Tuesday, January 24, 2017
TV Tuesday: Mercy Street
The drama centers on a makeshift hospital in Alexandria, Virginia, during the Civil War. Although Virginia is a southern state, Alexandria (very close to D.C.) has recently been conquered by the Union so that slaves have been freed, though there are still plenty of loyal Confederates in town who aren't happy with the situation. The "hospital" is a hotel in town that has been turned into a medical facility to treat wounded soldiers on both sides (though partisan medical personnel aren't always too happy about that).
Into this tumultuous environment comes Mary Phinney, played by Mary Elizabeth Winstead (in a very different role than as Laurel on BrainDead), a northerner who lost her husband and has come to the hospital to help care for wounded soldiers and work as a nurse. Ambitious head nurse Anne Hastings is not at all happy to have Mary on board. Dr. Jebediah Foster, played by Josh Radnor of How I Met Your Mother fame (it took me a while to recognize him here!), is glad to have the extra help, though, and he immediately sees that Mary is capable and responsible. Other doctors, nurses, and support people round out the hospital's staff.
Meanwhile, Emma Green, played by Hannah James, also begins volunteering at the hospital, just to visit and support the soldiers there - the Confederate soldiers. Emma's family is a prominent one in town - they actually own this hotel - and is appalled by what is happening to their town and their way of life. Emma hopes to provide some much-needed moral support to their wounded boys. Gary Cole plays Emma's father, who is being pressured into signing papers to officially side with the Union, a thought that disgusts him.

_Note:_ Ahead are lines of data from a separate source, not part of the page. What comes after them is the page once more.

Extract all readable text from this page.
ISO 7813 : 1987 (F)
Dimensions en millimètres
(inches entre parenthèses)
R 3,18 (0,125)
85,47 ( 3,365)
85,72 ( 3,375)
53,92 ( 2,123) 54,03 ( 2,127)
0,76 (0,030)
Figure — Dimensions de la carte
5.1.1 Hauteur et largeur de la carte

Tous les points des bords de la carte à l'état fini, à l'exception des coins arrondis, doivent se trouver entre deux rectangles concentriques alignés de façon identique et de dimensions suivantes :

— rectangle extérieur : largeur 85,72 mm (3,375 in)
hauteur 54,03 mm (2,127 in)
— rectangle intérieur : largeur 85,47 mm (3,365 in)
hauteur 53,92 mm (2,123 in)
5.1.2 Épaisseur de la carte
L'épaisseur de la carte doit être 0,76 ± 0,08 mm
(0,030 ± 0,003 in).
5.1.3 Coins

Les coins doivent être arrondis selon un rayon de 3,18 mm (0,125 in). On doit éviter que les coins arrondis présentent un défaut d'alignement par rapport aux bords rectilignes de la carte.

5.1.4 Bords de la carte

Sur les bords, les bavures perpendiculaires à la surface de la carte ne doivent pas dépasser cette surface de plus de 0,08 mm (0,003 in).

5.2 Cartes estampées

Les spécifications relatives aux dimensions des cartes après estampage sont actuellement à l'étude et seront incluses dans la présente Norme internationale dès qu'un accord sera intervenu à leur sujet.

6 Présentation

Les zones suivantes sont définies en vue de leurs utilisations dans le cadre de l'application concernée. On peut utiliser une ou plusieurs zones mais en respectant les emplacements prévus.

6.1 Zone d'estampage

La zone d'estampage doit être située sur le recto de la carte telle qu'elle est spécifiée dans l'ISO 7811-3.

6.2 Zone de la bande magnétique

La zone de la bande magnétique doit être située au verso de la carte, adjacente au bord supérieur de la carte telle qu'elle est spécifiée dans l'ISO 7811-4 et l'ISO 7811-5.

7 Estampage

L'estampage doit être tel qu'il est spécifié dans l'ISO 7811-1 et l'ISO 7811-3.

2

We see the black citizens of Alexandria, too, working at the hospital. Though officially free, they all work very hard, have difficult lives, and are still often mistreated. McKinley Belcher III plays Samuel, a well-spoken young man who works at the hospital. Aurelia, played by Shalita Grant (another surprise whom I didn't recognize at first, from NCIS: New Orleans), has been separated from her husband and small son and hopes to find them one day. One white administrator at the hospital is abusive to her, preying on her hopes to reunite her family.
And all of that is just the beginning! There is a LOT going on in this show - with the hospital staff, their patients, and the people who live in town and interact with them. I am not generally a fan of period movies or TV shows (I have no interest in Downton Abbey, for instance), but I am finding the historical setting here fascinating - perhaps because it is close to home but so very different from our world. Medical treatment in the 1860's is particularly intriguing - and often gruesome - like when the doctors are arguing over whether to use chloroform or just operate on someone while they're awake!
The cast here is amazing - all are very talented, and it's interesting to see some familiar faces in VERY different roles. I am particularly drawn to Mary and to Dr. Foster. It took me a couple of episodes to get into the show because it is somewhat complex, with a lot of different characters, but now I am hooked. In addition to the normal happenings in the hospital and the war going on outside of it, there are some big incidents that move the story forward, like a plot to assassinate Lincoln when he visits the hospital and, at the start of season 2, the possibility of a smallpox outbreak. The show combines action, suspense, drama, and romance. I am really enjoying it and can't wait to see what season 2 brings now!
Season 1 of Mercy Street is available for free on Amazon Prime (link below) or for $1.99 an episode On Demand. Season 2 - which just aired its first episode - is just the opposite, free On Demand or $1.99 per episode on Amazon. However, you can see ALL episodes of Mercy Street - seasons 1 & 2 - free on the PBS website. It is also available on DVD.
Have you tried Mercy Street yet? What do you think of it?